Мой сын Антон всегда был практичным человеком. Даже в детстве, когда другие дети меняли марки и фантики, он уже вел учет своим карманным деньгам. Я гордилась его деловой хваткой, пока она не обернулась против меня.
Ему тридцать восемь. У него своя семья, хорошая работа. У меня — маленькая «однушка» в спальном районе, которую я получила еще в девяностые и где прожила всю жизнь. Здесь вырос Антон, здесь умер мой муж, здесь каждый уголок — часть моей души.
В прошлый четверг он приехал с тортом. Это всегда плохой знак. Разливая чай, он сказал то, от чего у меня похолодело внутри:
— Мам, ты уже не молодая. Давай мы с Леной переедем к тебе? Тебе же будет помощь, а нам — своя жилплощадь. А нашу трешку сдадим — хорошие деньги выйдут.
Я смотрела на его умное, родное лицо и понимала: он не злой. Он просто не понимает, что предлагает мне не просто переесть, а умереть. Отказаться от своего мира, своих привычек, своей независимости.
— Твоя трешка втрое больше моей квартиры, — осторожно заметила я.
— Зато здесь отличная школа для Кати, — парировал он. — Да и тебе пора под присмотром быть.

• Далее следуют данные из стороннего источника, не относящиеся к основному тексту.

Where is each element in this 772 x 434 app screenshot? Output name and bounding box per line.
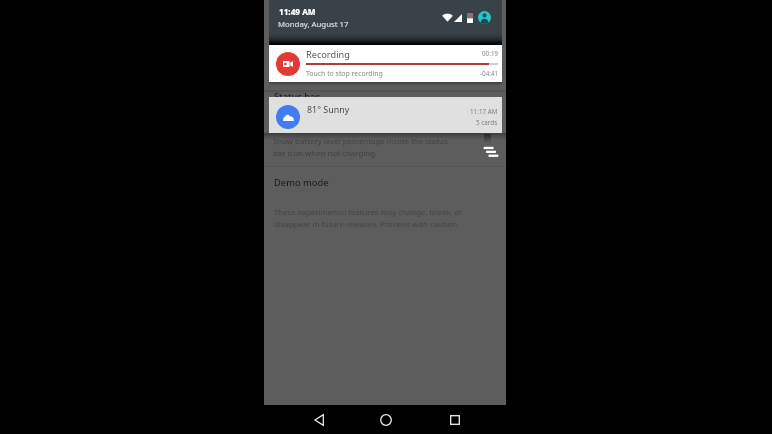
staticText: Touch to stop recording — [306, 69, 383, 78]
button[interactable]: Back — [307, 408, 330, 431]
staticText: 00:19 — [482, 49, 499, 58]
staticText: 81° Sunny — [307, 103, 350, 115]
staticText: bar icon when not charging — [273, 148, 376, 159]
staticText: -04:41 — [480, 69, 499, 78]
staticText: 5 cards — [476, 118, 498, 127]
button[interactable]: Home — [374, 408, 397, 431]
button[interactable]: User profile — [478, 11, 491, 24]
staticText: disappear in future releases. Proceed wi… — [274, 219, 460, 230]
button[interactable]: Recording — [269, 45, 502, 82]
button[interactable]: Recents — [443, 408, 466, 431]
staticText: Demo mode — [274, 176, 329, 189]
staticText: Monday, August 17 — [278, 19, 349, 30]
button[interactable]: 81° Sunny — [269, 97, 502, 133]
staticText: Recording — [306, 48, 350, 61]
staticText: 11:49 AM — [279, 6, 316, 17]
button[interactable]: Sort — [478, 144, 496, 162]
staticText: 11:17 AM — [470, 107, 498, 116]
staticText: Show battery level percentage inside the… — [273, 136, 448, 147]
staticText: These experimental features may change, … — [274, 207, 463, 218]
staticText: Status bar — [274, 90, 320, 103]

Я молчала неделю. А потом пригласила его снова и сказала:
— Хорошо. Я откажусь от квартиры. При одном условии.
Антон сиял. Он уже победоносно потирал руки.
— Какое, мам? Любое!
— Ты должен прожить со мной месяц. Как в детстве. Без телефона после девяти вечера. Без своих деловых звонков за ужином. С совместными просмотрами фильмов по субботам и воскресными завтраками. Ровно месяц.
Он смотрел на меня как на сумасшедшую.
— Но мама, у меня работа! Проекты!
— Именно, — кивнула я. — У тебя есть работа. А у меня была жизнь. И я хочу, чтобы ты это понял.
Первая неделя была адом. Он нервничал, постоянно проверял телефон, уходил в другую комнату для совещаний. Я молча вязала, включала свой сериал и варила его любимую манную кашу, которую он ненавидел в детстве и которую теперь ел с таким же отвращением.
К концу второй недетели что-то начало меняться. Как-то вечером, когда я смотрела «Место встречи изменить нельзя», он не ушел, а сел рядом. Спросил про Высоцкого. Потом мы стали играть в домино. Смеялись, как сумасшедшие, когда я обыграла его три раза подряд.
На третьей неделе он сам предложил сходить в парк, где гулял в детстве. Мы катались на лодке, и он рассказывал о своих страхах — о том, что боится не успеть, не обеспечить семью, оказаться неудачником.
— Знаешь, мама, — сказал он вчера вечером, — я тут подумал... Может, не стоит тебе переезть?
Я просто улыбнулась:
— Еще неделя впереди. Дорастим до конца?
Сегодня утром он заварил мне кофе и принес в постель. Впервые за двадцать лет.
Я не знаю, что будет дальше. Но я знаю, что мой практичный сын наконец-то увидел за «жилплощадью» — маму. И это главное.
А как бы вы поступили на моем месте? Правильно ли я сделала, что не отказала напрямую, а пошла на хитрость?